This is a bad pic.  We definately won't be breeding her this year(prob too late anyway??)  And with good feeding and good care perhaps we can get her a bit bigger.  If not she sure does make a cute little pet!

Here is Maizie, Better pics to follow.


----------



## ksalvagno (Dec 19, 2009)

She is adorable. You can always see how big she is next fall if you want spring kids.


----------



## taraann81 (Dec 24, 2009)

She has some of the weirdest quirks.  SHe still ast 9 mponths of age sucks on my fingers.  Olliver stopped doing that about 2 weeks after he was weaned.  Her fecals all came back negative!  But I think after christmas we will take her to the vet as I am curious to see what he has to say about her small size.

She is like a perfect Nubian in miniature, I assume if it is some sort of dwafrism she would be out of proportion but she is not!  She's a real sweaty!


----------



## mavrick (Dec 24, 2009)

If you didnt want to breed her with a pymgy, breed her with a nigerain dwarf, there a milk type and  give lots of good milk for there size


----------



## taraann81 (Dec 24, 2009)

mavrick said:
			
		

> If you didnt want to breed her with a pymgy, breed her with a nigerain dwarf, there a milk type and  give lots of good milk for there size


I think that will wait until next fall.  She is just so tiny now.  I will try to get a pic with a size comparison soon.  I'm worried about when I finally introduce her to my goats.  When they hear her bleting across the yard the hair on the back of their necks and backs raise up and my doe butts anything near her!


----------



## lupinfarm (Dec 25, 2009)

Aww isn't she sweet! We have 2 Pygmy's, my biggest girl is 60lbs and kidded once before with no problems to my knowledge.
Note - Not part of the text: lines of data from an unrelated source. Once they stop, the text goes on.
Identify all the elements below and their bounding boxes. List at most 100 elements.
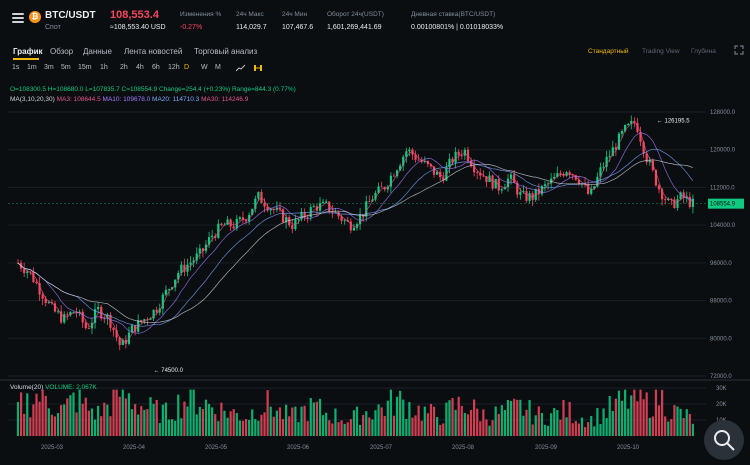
volume-bar	[23, 413, 26, 436]
candle-body	[257, 192, 260, 199]
y-tick-label: 120000.0	[710, 148, 736, 154]
tab-data[interactable]: Данные	[83, 47, 112, 56]
tab-analysis[interactable]: Торговый анализ	[194, 47, 258, 56]
volume-bar	[473, 399, 476, 436]
volume-bar	[574, 421, 577, 436]
candle-body	[38, 283, 41, 295]
x-tick-label: 2025-09	[535, 445, 558, 451]
candle-body	[47, 302, 50, 303]
candle-body	[473, 166, 476, 173]
candle-body	[263, 202, 266, 207]
interval-bar: 1s 1m 3m 5m 15m 1h 2h 4h 6h 12h D W M	[0, 61, 750, 75]
volume-bar	[377, 404, 380, 436]
candle-body	[180, 264, 183, 273]
candle-body	[90, 322, 94, 329]
menu-icon[interactable]	[12, 13, 24, 25]
interval-12h[interactable]: D	[184, 64, 190, 71]
candle-body	[476, 172, 479, 174]
ma3-value: MA3: 108644.5	[56, 96, 101, 103]
volume-bar	[392, 415, 396, 436]
volume-bar	[469, 409, 473, 436]
volume-bar	[56, 413, 60, 436]
x-tick-label: 2025-07	[370, 445, 393, 451]
candle-body	[380, 186, 383, 188]
volume-bar	[673, 405, 676, 436]
candle-body	[207, 237, 211, 245]
interval-2h[interactable]: 4h	[136, 64, 144, 71]
candle-body	[312, 206, 315, 208]
candle-body	[506, 178, 510, 188]
fullscreen-icon[interactable]	[734, 45, 744, 55]
interval-5m[interactable]: 5m	[61, 64, 71, 71]
view-depth[interactable]: Глубина	[691, 48, 716, 55]
interval-1d[interactable]: W	[201, 64, 208, 71]
volume-bar	[405, 419, 408, 436]
candle-body	[23, 268, 26, 274]
zoom-button[interactable]	[704, 420, 744, 460]
volume-bar	[84, 397, 87, 436]
volume-bar	[97, 405, 100, 436]
candle-body	[546, 183, 550, 185]
candle-body	[405, 151, 408, 157]
candle-body	[657, 185, 661, 190]
interval-15m[interactable]: 15m	[78, 64, 92, 71]
tab-news[interactable]: Лента новостей	[124, 47, 183, 56]
candle-body	[620, 131, 624, 134]
symbol-title[interactable]: BTC/USDT	[45, 10, 96, 21]
candle-body	[568, 172, 571, 175]
volume-bar	[130, 409, 134, 436]
candle-body	[152, 309, 155, 319]
volume-bar	[439, 424, 442, 436]
view-standard[interactable]: Стандартный	[588, 48, 629, 55]
candle-body	[41, 294, 44, 299]
last-price-tag	[708, 198, 744, 209]
volume-bar	[466, 414, 470, 436]
interval-1h[interactable]: 2h	[120, 64, 128, 71]
interval-6h[interactable]: 12h	[168, 64, 180, 71]
volume-bar	[534, 415, 537, 436]
volume-bar	[611, 411, 614, 436]
candle-body	[503, 187, 507, 190]
volume-bar	[432, 406, 436, 436]
chart-area[interactable]: O=108300.5 H=108680.0 L=107835.7 C=10855…	[0, 76, 750, 464]
volume-bar	[272, 416, 275, 436]
volume-bar	[152, 403, 155, 436]
interval-30m[interactable]: 1h	[100, 64, 108, 71]
view-tradingview[interactable]: Trading View	[642, 48, 680, 55]
candle-body	[306, 217, 309, 219]
volume-bar	[115, 389, 118, 436]
tab-chart[interactable]: График	[13, 47, 43, 56]
interval-1m[interactable]: 1m	[27, 64, 37, 71]
volume-bar	[29, 417, 32, 436]
volume-bar	[251, 409, 254, 436]
interval-3m[interactable]: 3m	[44, 64, 54, 71]
candle-body	[553, 176, 556, 179]
chart-style-icon[interactable]	[236, 64, 246, 72]
volume-bar	[445, 402, 448, 436]
tab-overview[interactable]: Обзор	[50, 47, 74, 56]
volume-tick-label: 20K	[716, 402, 727, 408]
candle-body	[195, 253, 198, 261]
interval-4h[interactable]: 6h	[152, 64, 160, 71]
candle-body	[66, 314, 69, 316]
candle-body	[244, 219, 248, 222]
candle-body	[35, 282, 38, 284]
volume-bar	[583, 427, 587, 436]
volume-bar	[244, 419, 248, 436]
candle-body	[509, 174, 513, 179]
indicators-icon[interactable]	[253, 64, 263, 72]
interval-1w[interactable]: M	[215, 64, 221, 71]
volume-bar	[78, 389, 81, 436]
volume-bar	[235, 413, 238, 436]
volume-value: VOLUME: 2.067K	[45, 384, 97, 391]
volume-bar	[331, 423, 334, 436]
price-chart[interactable]: ← 126195.5 ← 74500.0 128000.0 120000.0 1120…	[0, 76, 750, 464]
volume-bar	[69, 395, 72, 436]
volume-bar	[186, 406, 189, 436]
volume-bar	[460, 405, 463, 436]
x-tick-label: 2025-06	[287, 445, 310, 451]
stat-high: 24ч Макс 114,029.7	[236, 11, 267, 31]
interval-1s[interactable]: 1s	[12, 64, 20, 71]
volume-bar	[624, 389, 627, 436]
candle-body	[639, 132, 642, 142]
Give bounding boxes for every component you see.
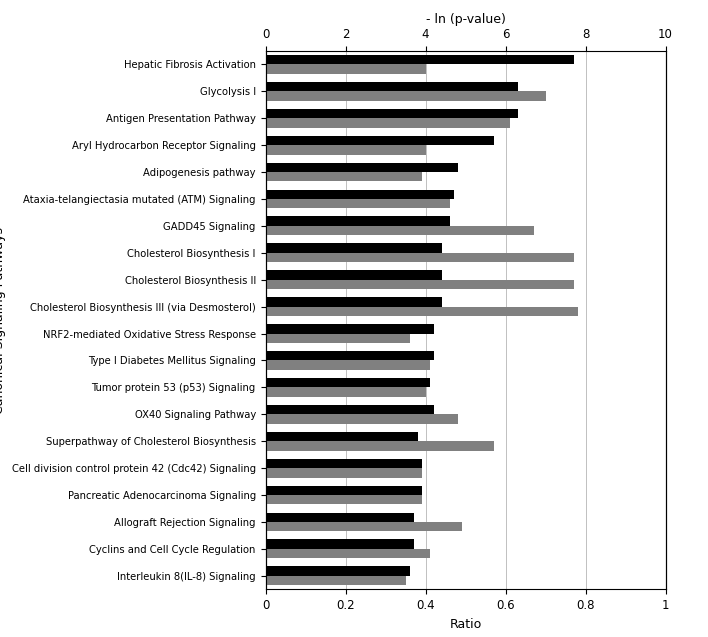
Bar — [266, 55, 573, 64]
Bar — [266, 414, 457, 424]
Bar — [266, 405, 433, 414]
X-axis label: Ratio: Ratio — [450, 617, 481, 631]
Bar — [266, 226, 534, 235]
Bar — [266, 566, 409, 576]
Bar — [266, 270, 442, 280]
Bar — [266, 253, 573, 262]
Bar — [266, 172, 421, 182]
Bar — [266, 576, 406, 585]
Bar — [266, 297, 442, 306]
Bar — [266, 351, 433, 361]
Bar — [266, 82, 518, 91]
Bar — [266, 64, 426, 74]
Bar — [266, 549, 430, 558]
Bar — [266, 199, 450, 208]
Bar — [266, 378, 430, 387]
Bar — [266, 243, 442, 253]
Bar — [266, 513, 413, 522]
X-axis label: - ln (p-value): - ln (p-value) — [426, 13, 506, 25]
Bar — [266, 280, 573, 289]
Bar — [266, 441, 493, 450]
Bar — [266, 468, 421, 478]
Bar — [266, 118, 510, 127]
Bar — [266, 334, 409, 343]
Bar — [266, 136, 493, 145]
Y-axis label: Canonical Signaling Pathways: Canonical Signaling Pathways — [0, 227, 6, 413]
Bar — [266, 162, 457, 172]
Bar — [266, 522, 462, 531]
Bar — [266, 109, 518, 118]
Bar — [266, 387, 426, 397]
Bar — [266, 540, 413, 549]
Bar — [266, 217, 450, 226]
Bar — [266, 432, 418, 441]
Bar — [266, 190, 454, 199]
Bar — [266, 361, 430, 370]
Bar — [266, 485, 421, 495]
Bar — [266, 306, 578, 316]
Bar — [266, 495, 421, 505]
Bar — [266, 91, 545, 101]
Bar — [266, 324, 433, 334]
Bar — [266, 145, 426, 155]
Bar — [266, 459, 421, 468]
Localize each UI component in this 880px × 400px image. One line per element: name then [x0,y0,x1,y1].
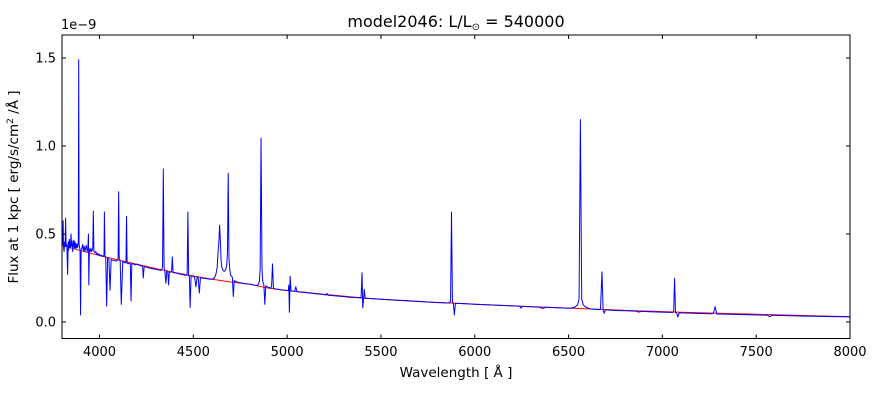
svg-text:6500: 6500 [552,345,585,360]
svg-text:0.0: 0.0 [35,315,56,330]
y-axis-label: Flux at 1 kpc [ erg/s/cm2 /Å ] [6,90,22,284]
x-ticks [99,35,851,339]
x-tick-labels: 4000 4500 5000 5500 6000 6500 7000 7500 8000 [83,345,867,360]
svg-text:1.0: 1.0 [35,140,56,155]
sun-symbol: ⊙ [471,22,480,33]
svg-text:1.5: 1.5 [35,52,56,67]
data-lines [61,59,851,318]
title-text: model2046: L/L [347,12,472,31]
svg-text:4000: 4000 [83,345,116,360]
chart-title: model2046: L/L⊙ = 540000 [62,12,850,33]
superscript-2: 2 [6,118,16,124]
svg-text:5000: 5000 [271,345,304,360]
svg-text:5500: 5500 [364,345,397,360]
svg-text:4500: 4500 [177,345,210,360]
y-tick-labels: 0.0 0.5 1.0 1.5 [35,52,56,331]
svg-text:8000: 8000 [833,345,866,360]
y-ticks [62,57,850,323]
x-axis-label: Wavelength [ Å ] [399,365,513,381]
title-value: = 540000 [479,12,565,31]
svg-text:7500: 7500 [740,345,773,360]
svg-text:0.5: 0.5 [35,227,56,242]
spectrum-line [61,59,851,318]
svg-text:6000: 6000 [458,345,491,360]
plot-border [61,34,851,339]
continuum-line [61,244,851,318]
svg-text:7000: 7000 [646,345,679,360]
y-axis-offset-text: 1e−9 [61,18,97,33]
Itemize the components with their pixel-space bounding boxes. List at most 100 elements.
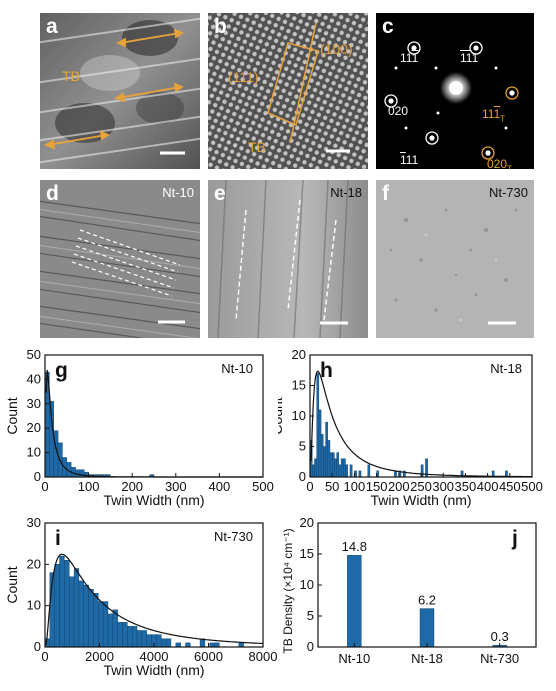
micrograph-d-image — [40, 180, 200, 338]
y-tick-label: 15 — [300, 546, 314, 561]
histogram-bar — [73, 568, 80, 648]
histogram-bar — [334, 458, 337, 478]
x-tick-label: 0 — [41, 479, 48, 494]
x-tick-label: 500 — [252, 479, 274, 494]
tb-label-b: TB — [248, 139, 266, 155]
panel-label-e: e — [214, 182, 226, 205]
histogram-bar — [98, 601, 104, 648]
histogram-bar — [325, 421, 328, 478]
histogram-bar — [358, 470, 362, 478]
sample-tag-g: Nt-10 — [221, 361, 253, 376]
histogram-bar — [323, 446, 326, 478]
sample-tag-f: Nt-730 — [488, 185, 528, 200]
histogram-bar — [44, 638, 51, 648]
spot-label: 111 — [400, 153, 419, 167]
plot-frame — [44, 354, 264, 478]
panel-label-c: c — [382, 15, 394, 38]
x-tick-label: 500 — [521, 479, 543, 494]
sample-tag-i: Nt-730 — [214, 529, 253, 544]
histogram-bar — [238, 642, 244, 648]
x-tick-label: 200 — [388, 479, 410, 494]
panel-label-i: i — [55, 527, 61, 550]
histogram-bar — [345, 464, 348, 478]
histogram-g: 0 100 200 300 400 500 0 10 20 30 40 50 Twin Width (n… — [4, 347, 274, 508]
histogram-bar — [367, 464, 371, 478]
histogram-bar — [343, 458, 346, 478]
histogram-bar — [117, 621, 123, 648]
histogram-bar — [112, 609, 118, 648]
y-tick-label: 5 — [299, 439, 306, 454]
histogram-bar — [78, 580, 84, 648]
panel-label-j: j — [511, 527, 518, 550]
histogram-bar — [107, 613, 114, 648]
category-label: Nt-10 — [338, 651, 370, 666]
category-label: Nt-18 — [411, 651, 443, 666]
x-tick-label: 8000 — [249, 649, 278, 664]
bar — [419, 608, 435, 648]
histogram-bar — [79, 469, 85, 478]
x-tick-label: 400 — [209, 479, 231, 494]
histogram-bar — [314, 458, 317, 478]
panel-label-h: h — [320, 359, 333, 382]
histogram-bar — [209, 642, 215, 648]
histogram-bar — [394, 470, 397, 478]
spot-label: 111 — [460, 51, 479, 65]
histogram-bar — [327, 440, 331, 478]
histogram-bar — [214, 642, 220, 648]
x-tick-label: 100 — [344, 479, 366, 494]
panel-label-g: g — [55, 359, 68, 382]
x-tick-label: 6000 — [194, 649, 223, 664]
histogram-bar — [88, 588, 94, 648]
histogram-bar — [64, 560, 70, 648]
histogram-bar — [312, 464, 315, 478]
x-tick-label: 4000 — [140, 649, 169, 664]
y-tick-label: 50 — [27, 347, 41, 362]
spot-label: 111 — [400, 51, 419, 65]
micrograph-b-image — [208, 13, 368, 169]
panel-label-d: d — [46, 182, 59, 205]
micrograph-e-image — [208, 180, 368, 338]
plane-label-111: (111) — [228, 69, 259, 85]
histogram-bar — [93, 593, 99, 648]
bar-data-label: 6.2 — [418, 593, 436, 608]
diffraction-pattern-c: c 111 111 020 111T 111 020T — [376, 13, 534, 169]
histogram-bar — [127, 626, 133, 648]
x-tick-label: 150 — [366, 479, 388, 494]
micrograph-f-image — [376, 180, 534, 338]
micrograph-a: a TB — [40, 13, 200, 169]
x-tick-label: 300 — [165, 479, 187, 494]
y-tick-label: 10 — [27, 445, 41, 460]
y-tick-label: 20 — [300, 515, 314, 530]
x-tick-label: 0 — [41, 649, 48, 664]
panel-label-b: b — [214, 15, 227, 38]
x-tick-label: 50 — [325, 479, 339, 494]
fit-curve — [45, 369, 263, 478]
plane-label-100: (100) — [320, 41, 353, 57]
x-tick-label: 0 — [306, 479, 313, 494]
spot-label: 111T — [482, 107, 506, 124]
histogram-bar — [69, 576, 75, 648]
histogram-bar — [318, 409, 322, 478]
histogram-bar — [316, 373, 320, 478]
panel-label-a: a — [46, 15, 58, 38]
tb-label-a: TB — [62, 68, 80, 84]
y-axis-label: Count — [4, 397, 20, 434]
sample-tag-h: Nt-18 — [490, 361, 522, 376]
y-tick-label: 0 — [34, 639, 41, 654]
x-tick-label: 200 — [121, 479, 143, 494]
micrograph-d: d Nt-10 — [40, 180, 200, 338]
y-tick-label: 10 — [300, 577, 314, 592]
histogram-bar — [83, 584, 89, 648]
y-tick-label: 30 — [27, 396, 41, 411]
micrograph-e: e Nt-18 — [208, 180, 368, 338]
histogram-bar — [141, 630, 147, 648]
spot-label: 020T — [487, 157, 512, 169]
histogram-i: 0 2000 4000 6000 8000 0 10 20 30 Twin Width (nm) C… — [4, 515, 278, 678]
histogram-bar — [161, 638, 167, 648]
sample-tag-e: Nt-18 — [330, 185, 362, 200]
histogram-h: 0 50 100 150 200 250 300 350 400 450 500 0 5 10 15 20 Tw… — [278, 347, 543, 508]
y-tick-label: 10 — [292, 408, 306, 423]
spot-label: 020 — [388, 104, 409, 118]
y-tick-label: 20 — [27, 420, 41, 435]
histogram-bar — [340, 458, 344, 478]
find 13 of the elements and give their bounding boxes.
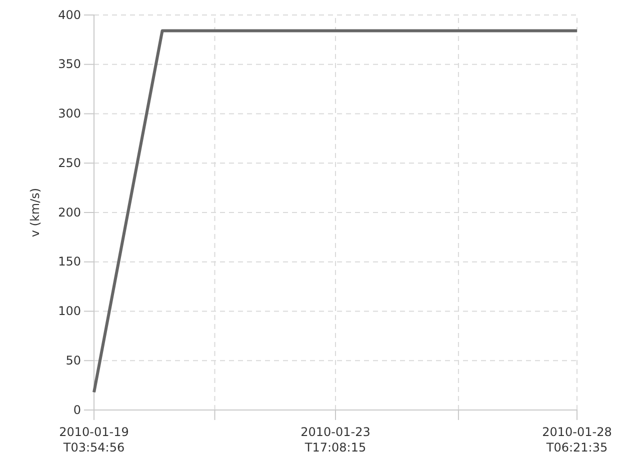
x-tick-label: 2010-01-23 T17:08:15 <box>300 425 370 455</box>
y-tick-label: 100 <box>58 304 81 318</box>
x-tick-label: 2010-01-19 T03:54:56 <box>59 425 129 455</box>
y-tick-label: 200 <box>58 205 81 220</box>
y-tick-label: 0 <box>73 402 81 417</box>
y-tick-label: 50 <box>66 353 81 368</box>
x-tick-label: 2010-01-28 T06:21:35 <box>542 425 612 455</box>
y-tick-label: 250 <box>58 156 81 170</box>
y-tick-label: 350 <box>58 57 81 72</box>
y-axis-title: v (km/s) <box>28 188 42 238</box>
y-tick-label: 400 <box>58 8 81 22</box>
y-tick-label: 300 <box>58 106 81 121</box>
y-tick-label: 150 <box>58 254 81 269</box>
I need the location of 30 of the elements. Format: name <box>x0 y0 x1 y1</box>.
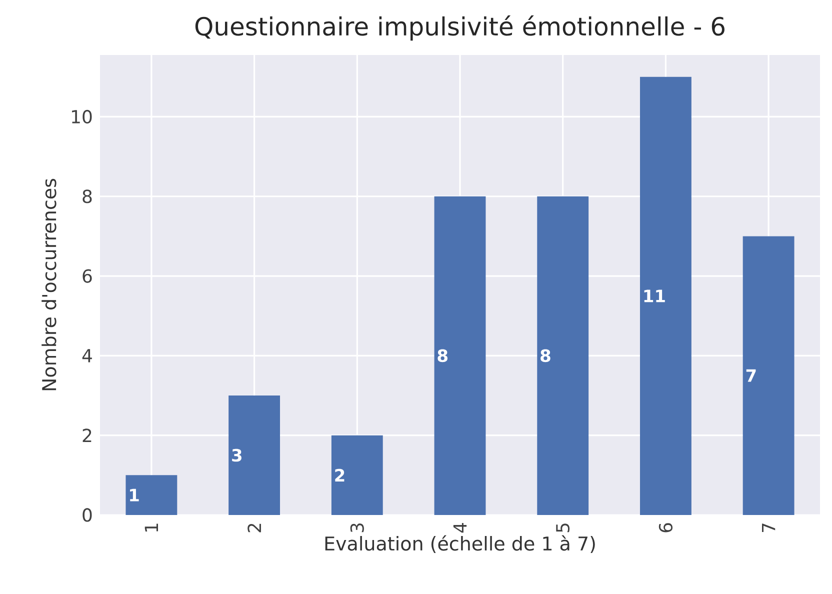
bar <box>228 396 280 515</box>
x-tick-label: 5 <box>556 524 570 532</box>
y-tick-label: 6 <box>82 269 92 283</box>
data-label: 7 <box>746 369 756 382</box>
x-axis-title: Evaluation (échelle de 1 à 7) <box>325 535 595 553</box>
y-tick-label: 10 <box>72 110 92 124</box>
x-tick-label: 6 <box>658 523 673 532</box>
y-tick-label: 8 <box>82 190 92 204</box>
y-tick-label: 0 <box>82 508 92 522</box>
x-tick-label: 3 <box>350 524 364 532</box>
data-label: 8 <box>540 349 550 362</box>
data-label: 3 <box>232 448 242 462</box>
x-tick-label: 2 <box>248 524 261 532</box>
data-label: 11 <box>644 290 665 302</box>
bar <box>434 196 486 515</box>
y-tick-label: 4 <box>82 349 92 362</box>
chart-title: Questionnaire impulsivité émotionnelle - 6 <box>195 15 724 41</box>
data-label: 1 <box>130 488 139 502</box>
bar <box>537 196 589 515</box>
data-label: 8 <box>438 349 448 362</box>
bar <box>742 236 794 515</box>
x-tick-label: 7 <box>762 524 776 532</box>
x-tick-label: 4 <box>453 523 467 533</box>
bar <box>126 475 178 515</box>
data-label: 2 <box>335 468 344 482</box>
x-tick-label: 1 <box>144 524 158 532</box>
y-axis-title: Nombre d'occurrences <box>42 178 56 390</box>
bar <box>331 435 383 515</box>
y-tick-label: 2 <box>82 428 92 442</box>
bar <box>640 76 692 515</box>
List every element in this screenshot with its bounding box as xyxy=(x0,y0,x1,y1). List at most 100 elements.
I had no idea that a nubian/pygmy was a kinder. Interesting. Perhaps I'll get a couple nubians from the farm a town over (very nice milking lines, registered, and local) to breed to the Pygmy buck we're getting this spring.


----------



## Freeholder (Dec 25, 2009)

If you have a bathroom scale, you can pick her up, weigh yourself with and without her, and get a more accurate estimate of her weight.  She looks quite stocky, and might actually be heavier than you are thinking.  Still, I think you are right to wait to breed her, and give her some more time to grow.

Sometimes there's just a small one.  She may actually be a very good milker -- size doesn't have a lot to do with that.  It's the amount of feed they take in.

Kathleen


----------



## Ariel301 (Jan 10, 2010)

She sounds like a doeling we have...we bought a bred LaMancha doe from a dairy farm, but she was bred by accident (she got into the buck pen) and so they didn't know what the sire was, it could have been anything, really, they had 10 or more bucks of several breeds. The doe kidded with twins, a 5 pound buckling and a 4 pound doeling. That's a good deal smaller than the buck kid we had just ten days earlier, he was about 7 pounds at birth. 

 Now, at 8 months old, our girl is barely 40 pounds--and that's with being pregnant! (stupid sneaky buck went over the fence some time this fall and got her! We don't know when it happened, but she is pregnant for sure...) We can't find anything wrong with her, or her brother, who is only slightly bigger. Both look like perfectly proportioned LaManchas in miniature, they don't look stunted or dwarfed or anything. We don't know what is going on, maybe they're just miniatures. The other one we had born around the same time as these two is already as tall as our older goats, and about 75-80 pounds, and we raised them all together, so if something was wrong with two, it should have been wrong with all three.


----------